Let’s face it, you will probably never use most of what you learn in high school the rest of your life. From the names and lives of dead white men to mathematical formulae written in symbols invented by people belonging to another time, another place — few students can realistically imagine using any and all of this information in their lifetime. This begs the question: What do students really get from high school?
Some may see high school as just a stepping stone to college. Others may believe this time can be better spent earning money at a job or developing trade skills. Why are students told to jump through such hoops for four years? High school is intended to prepare adolescents for the challenges life ultimately brings, and these essential skills will become necessary no matter what path a student may chose.
Stemming from the Progressive era belief in providing opportunities to all Americans through unlocking their full potential, public education was purposefully designed to not be based in a single industry or occupation. Like the American economy, graduates of the education system are supposed to be flexible and widely adaptable to changing circumstances.
“The big premise of education is that … we’re going to make [students] as prepared as possible,” math teacher Michael Richardson said. “It’s all about trying to predict what will open the most doors in the future. Whether the students want it or not, we want to open those doors so if they want to change their mind in the future, then they can.”
As a matter of course, LAHS teaches all the facts a student should know before entering higher-level college classes. The school’s comprehensive curriculum, composed of classes reaching AP-level across all types of humanities, scientific and mathematical subjects, gives a student who works to enter the best universities in the country the skills and preparation to do so. However, universities do not merely look for the facts a student knows, but how a student learns and interacts—skills far more important in a constantly-changing world.
“Literature is really about the human experience,” English teacher Keren Robertson said. “… As English teachers, what we want to do is help students think more deeply about what it means to live well and the problems facing humanity. Those are life skills—you want to be able to think critically about the world around you, make some sense of it and have an opinion about it. That’s one of the primary goals about reading books and writing about them.”
Although not everyone will go to a four-year university, being able to think critically and tackle problems with logic is important in any career or decision a person will make in their life. High school education makes students think in a way that educators believe allows current students to make better life choices, and better understand the world around them. The American education system strives to ensure that everyone starts on a level playing field, and so no one gets taken advantage of because they have the essential knowledge and skills to succeed in any career.

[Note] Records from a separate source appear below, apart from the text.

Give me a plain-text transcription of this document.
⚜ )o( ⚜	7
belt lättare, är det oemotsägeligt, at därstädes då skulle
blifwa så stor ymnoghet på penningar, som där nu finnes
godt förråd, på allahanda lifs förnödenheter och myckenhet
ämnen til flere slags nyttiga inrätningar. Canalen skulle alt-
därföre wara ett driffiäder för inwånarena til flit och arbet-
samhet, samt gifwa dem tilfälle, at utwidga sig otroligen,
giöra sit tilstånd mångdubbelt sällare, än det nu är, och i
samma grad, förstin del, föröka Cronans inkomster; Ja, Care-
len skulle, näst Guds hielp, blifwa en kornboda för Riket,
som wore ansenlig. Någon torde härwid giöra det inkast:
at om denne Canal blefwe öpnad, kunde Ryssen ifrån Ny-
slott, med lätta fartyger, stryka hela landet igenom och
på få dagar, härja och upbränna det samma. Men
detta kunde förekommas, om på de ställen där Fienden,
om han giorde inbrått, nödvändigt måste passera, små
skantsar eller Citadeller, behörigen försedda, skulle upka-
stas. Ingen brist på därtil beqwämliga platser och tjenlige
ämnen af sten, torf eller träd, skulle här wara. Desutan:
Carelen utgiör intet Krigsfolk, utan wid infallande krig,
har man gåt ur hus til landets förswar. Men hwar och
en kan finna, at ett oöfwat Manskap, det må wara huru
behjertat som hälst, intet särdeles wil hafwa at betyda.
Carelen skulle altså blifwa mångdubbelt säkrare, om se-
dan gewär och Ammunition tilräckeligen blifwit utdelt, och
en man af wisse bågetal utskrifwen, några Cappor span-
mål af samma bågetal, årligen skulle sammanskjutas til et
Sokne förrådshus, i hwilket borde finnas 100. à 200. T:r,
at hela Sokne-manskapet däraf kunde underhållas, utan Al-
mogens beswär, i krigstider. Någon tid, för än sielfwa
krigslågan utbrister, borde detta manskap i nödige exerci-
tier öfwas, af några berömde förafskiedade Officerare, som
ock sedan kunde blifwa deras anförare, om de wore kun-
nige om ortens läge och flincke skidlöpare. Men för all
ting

“I would say the biggest value [of a mathematics education] is just the logical way of thinking, so that people don’t trick you or take advantage of you for the rest of your life,” Richardson said. “You start to actually think about numbers, and then when someone tells you a fact or a number, you can think ‘Huh, that doesn’t really make sense, I don’t think I believe you,’ instead of just believing everything you hear.”
For everyone, high school can be worth it just because students experience many of the highs and lows of real life before actually being thrown into the tumult of the world. High school can be both fun and boring, exciting and tedious. Students have the opportunity to make friends that will stay with them for the rest of their lives; high school is also a place where students have to think hard, work hard and do things they’d rather not. Just like life.
“If you are forced to work with people you don’t like on a project for your grade … you learn that sometimes in life you encounter people you don’t like and you learn to be able to work with them,” junior Lillian Zhou said. “When it comes down to people skills, it doesn’t matter so much what you’re doing, but that you learn to work with other people.”
In order to advance in any career, students will need to know how to solve problems, cooperate with people and be competitive in the tasks they are asked to complete. High school is a place where students can try to accomplish all those things without a boss hovering over their shoulder and quotas to meet. Understanding that these four years are an opportunity to learn essential life skills should be reason enough to push a student through four years of literature analysis essays and geometry proofs.